Garrett: We need better support for SSH host certificates

Posted Mar 27, 2023 16:21 UTC (Mon) by Cyberax (✭ supporter ✭, #52523) [Link] (4 responses)

> I've known about SSH CAs for a while but never seen them in action.

It's actually super-easy. Much simpler than SSL for HTTPS.

LWN should write an article about it! I can also write a post about it.

Articles

Posted Mar 27, 2023 16:43 UTC (Mon) by corbet (editor, #1) [Link] (2 responses)

You mean we should maybe write an article like this one?

Articles

Posted Mar 27, 2023 21:04 UTC (Mon) by psoberoi (subscriber, #45666) [Link]

Is it possible to make this link more visible (maybe as as postscript to the article)? Right now very few people will ever notice it.

Articles

Posted Mar 28, 2023 10:40 UTC (Tue) by kleptog (subscriber, #1183) [Link]

That article was a good introduction to SSH CAs, which is why I know about it. I was thinking more of the next level, i.e.:

I'm in a team managing 100+ machines with a tool like ansible. What's the best practice for managing the SSH CA host certificates such that (1) users don't get the warnings from SSH, (2) multiple people can do the deployments (or perhaps even automated by a buildbot), (3) secure storage of any secrets.

I have found examples for the management of *user* SSH certificates, for example [1]. Maybe it's so obvious it doesn't get written?

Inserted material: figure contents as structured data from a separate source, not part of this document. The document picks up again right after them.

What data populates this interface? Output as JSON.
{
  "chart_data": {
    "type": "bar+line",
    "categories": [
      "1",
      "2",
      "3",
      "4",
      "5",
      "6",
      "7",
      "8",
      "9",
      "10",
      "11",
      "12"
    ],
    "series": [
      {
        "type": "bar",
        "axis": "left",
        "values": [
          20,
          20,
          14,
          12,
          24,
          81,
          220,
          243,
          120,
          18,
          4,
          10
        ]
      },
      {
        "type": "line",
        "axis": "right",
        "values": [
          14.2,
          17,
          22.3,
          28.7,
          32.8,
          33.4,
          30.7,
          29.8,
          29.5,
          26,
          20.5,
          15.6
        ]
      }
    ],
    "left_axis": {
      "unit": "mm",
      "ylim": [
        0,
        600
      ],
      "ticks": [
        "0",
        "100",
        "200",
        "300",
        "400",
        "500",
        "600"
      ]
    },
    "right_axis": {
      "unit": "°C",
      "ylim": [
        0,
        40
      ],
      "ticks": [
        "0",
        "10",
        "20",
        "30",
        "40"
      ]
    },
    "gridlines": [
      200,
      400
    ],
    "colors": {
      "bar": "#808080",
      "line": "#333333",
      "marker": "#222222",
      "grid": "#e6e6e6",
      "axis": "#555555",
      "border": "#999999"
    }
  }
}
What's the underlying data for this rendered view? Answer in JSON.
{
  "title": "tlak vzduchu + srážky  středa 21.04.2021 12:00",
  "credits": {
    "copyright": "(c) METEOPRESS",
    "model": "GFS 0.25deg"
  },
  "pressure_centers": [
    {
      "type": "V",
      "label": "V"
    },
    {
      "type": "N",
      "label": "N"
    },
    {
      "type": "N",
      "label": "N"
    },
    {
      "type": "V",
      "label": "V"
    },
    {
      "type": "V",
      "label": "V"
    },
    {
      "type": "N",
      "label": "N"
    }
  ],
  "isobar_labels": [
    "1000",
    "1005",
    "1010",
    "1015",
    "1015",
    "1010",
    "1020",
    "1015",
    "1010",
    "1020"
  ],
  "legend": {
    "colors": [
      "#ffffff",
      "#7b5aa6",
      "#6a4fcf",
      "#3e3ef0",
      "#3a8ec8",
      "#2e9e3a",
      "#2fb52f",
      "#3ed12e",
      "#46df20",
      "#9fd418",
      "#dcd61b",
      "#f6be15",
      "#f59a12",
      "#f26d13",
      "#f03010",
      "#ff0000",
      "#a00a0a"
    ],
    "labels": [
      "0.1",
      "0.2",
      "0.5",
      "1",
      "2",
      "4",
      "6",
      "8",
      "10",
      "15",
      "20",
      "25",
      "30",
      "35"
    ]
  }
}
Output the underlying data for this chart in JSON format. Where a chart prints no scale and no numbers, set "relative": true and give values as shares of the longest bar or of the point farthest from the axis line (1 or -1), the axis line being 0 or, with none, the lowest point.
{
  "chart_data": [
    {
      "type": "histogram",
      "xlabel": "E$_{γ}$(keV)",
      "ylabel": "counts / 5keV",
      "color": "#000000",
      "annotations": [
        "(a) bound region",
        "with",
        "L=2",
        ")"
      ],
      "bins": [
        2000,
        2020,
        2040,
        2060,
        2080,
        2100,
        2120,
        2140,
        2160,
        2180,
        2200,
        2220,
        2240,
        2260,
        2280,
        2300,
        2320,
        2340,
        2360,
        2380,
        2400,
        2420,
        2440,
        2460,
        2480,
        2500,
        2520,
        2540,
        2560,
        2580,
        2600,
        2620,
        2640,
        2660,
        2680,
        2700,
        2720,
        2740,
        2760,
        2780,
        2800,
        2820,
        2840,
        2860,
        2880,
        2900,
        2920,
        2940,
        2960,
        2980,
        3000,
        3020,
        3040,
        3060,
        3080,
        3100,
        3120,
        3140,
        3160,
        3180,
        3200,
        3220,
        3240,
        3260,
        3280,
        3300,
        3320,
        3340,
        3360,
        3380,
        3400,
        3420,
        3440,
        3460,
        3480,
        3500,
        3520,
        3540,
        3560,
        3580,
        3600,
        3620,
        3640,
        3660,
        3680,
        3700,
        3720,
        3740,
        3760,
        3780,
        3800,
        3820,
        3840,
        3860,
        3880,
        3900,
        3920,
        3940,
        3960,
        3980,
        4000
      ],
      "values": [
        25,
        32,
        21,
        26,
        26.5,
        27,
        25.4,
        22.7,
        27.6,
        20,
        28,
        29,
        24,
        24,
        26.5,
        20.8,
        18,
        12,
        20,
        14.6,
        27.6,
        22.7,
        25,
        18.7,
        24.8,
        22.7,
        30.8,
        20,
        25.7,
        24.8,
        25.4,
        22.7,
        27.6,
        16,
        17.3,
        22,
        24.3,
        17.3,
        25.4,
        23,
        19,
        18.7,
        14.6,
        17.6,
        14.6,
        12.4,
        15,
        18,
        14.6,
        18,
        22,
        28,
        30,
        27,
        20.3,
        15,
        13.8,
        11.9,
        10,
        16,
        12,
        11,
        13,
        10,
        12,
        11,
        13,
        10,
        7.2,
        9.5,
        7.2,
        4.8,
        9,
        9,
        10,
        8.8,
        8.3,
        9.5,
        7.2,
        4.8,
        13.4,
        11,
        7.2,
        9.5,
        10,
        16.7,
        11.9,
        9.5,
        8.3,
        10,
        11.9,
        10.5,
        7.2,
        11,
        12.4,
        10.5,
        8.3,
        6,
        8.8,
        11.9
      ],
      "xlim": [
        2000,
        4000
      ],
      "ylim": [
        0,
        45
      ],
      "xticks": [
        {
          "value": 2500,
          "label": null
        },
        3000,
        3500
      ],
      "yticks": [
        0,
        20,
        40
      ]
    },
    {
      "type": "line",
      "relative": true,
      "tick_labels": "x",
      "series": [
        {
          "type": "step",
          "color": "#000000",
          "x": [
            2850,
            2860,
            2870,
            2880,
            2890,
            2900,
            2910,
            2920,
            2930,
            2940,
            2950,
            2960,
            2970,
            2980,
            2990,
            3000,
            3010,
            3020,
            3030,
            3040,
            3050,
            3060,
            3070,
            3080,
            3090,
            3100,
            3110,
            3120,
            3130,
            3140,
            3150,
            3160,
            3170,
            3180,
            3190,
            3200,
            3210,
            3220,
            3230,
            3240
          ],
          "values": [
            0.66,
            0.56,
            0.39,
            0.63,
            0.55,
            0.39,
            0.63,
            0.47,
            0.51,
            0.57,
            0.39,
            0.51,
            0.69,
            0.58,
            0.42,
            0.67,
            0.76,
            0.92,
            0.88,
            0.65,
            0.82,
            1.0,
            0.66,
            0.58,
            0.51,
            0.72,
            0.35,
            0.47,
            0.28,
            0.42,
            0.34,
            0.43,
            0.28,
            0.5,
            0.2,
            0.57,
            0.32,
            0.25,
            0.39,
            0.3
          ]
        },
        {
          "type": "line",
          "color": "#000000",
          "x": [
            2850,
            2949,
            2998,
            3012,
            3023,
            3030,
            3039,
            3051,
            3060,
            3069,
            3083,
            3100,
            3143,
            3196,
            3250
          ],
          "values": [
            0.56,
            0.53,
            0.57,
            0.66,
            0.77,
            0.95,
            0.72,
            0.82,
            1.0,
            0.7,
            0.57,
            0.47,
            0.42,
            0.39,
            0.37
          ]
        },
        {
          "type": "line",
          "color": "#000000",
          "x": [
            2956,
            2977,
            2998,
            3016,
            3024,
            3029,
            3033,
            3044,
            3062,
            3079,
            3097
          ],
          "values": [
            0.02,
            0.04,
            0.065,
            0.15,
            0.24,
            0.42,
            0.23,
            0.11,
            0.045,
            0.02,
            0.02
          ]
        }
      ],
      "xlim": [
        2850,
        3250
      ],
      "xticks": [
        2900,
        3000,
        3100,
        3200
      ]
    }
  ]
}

[1] https://engineering.fb.com/2016/09/12/security/scalable-a...

Garrett: We need better support for SSH host certificates

Posted Mar 29, 2023 19:00 UTC (Wed) by michelr (subscriber, #129677) [Link]

At the company I work we use Salt to manage over 3000 servers in multiple HPC clusters: permanent servers on premises and dynamically added and removed servers in the cloud. We have a Salt state for managing the global known_hosts file and the host certificate. The global known_hosts file defines the public key of the CA.

The host certificate is generated at first boot and updated daily, with an expiration date 5 days after certificate creation. A Salt Pillar, implemented in Python, acts as CA, with the private key of the CA stored on the Salt Master and the host public key is added in a Salt Grain.

Especially with continuously adding and removing systems in a large environment, host certificates are really beneficial: no need to update 3000 servers if we add one.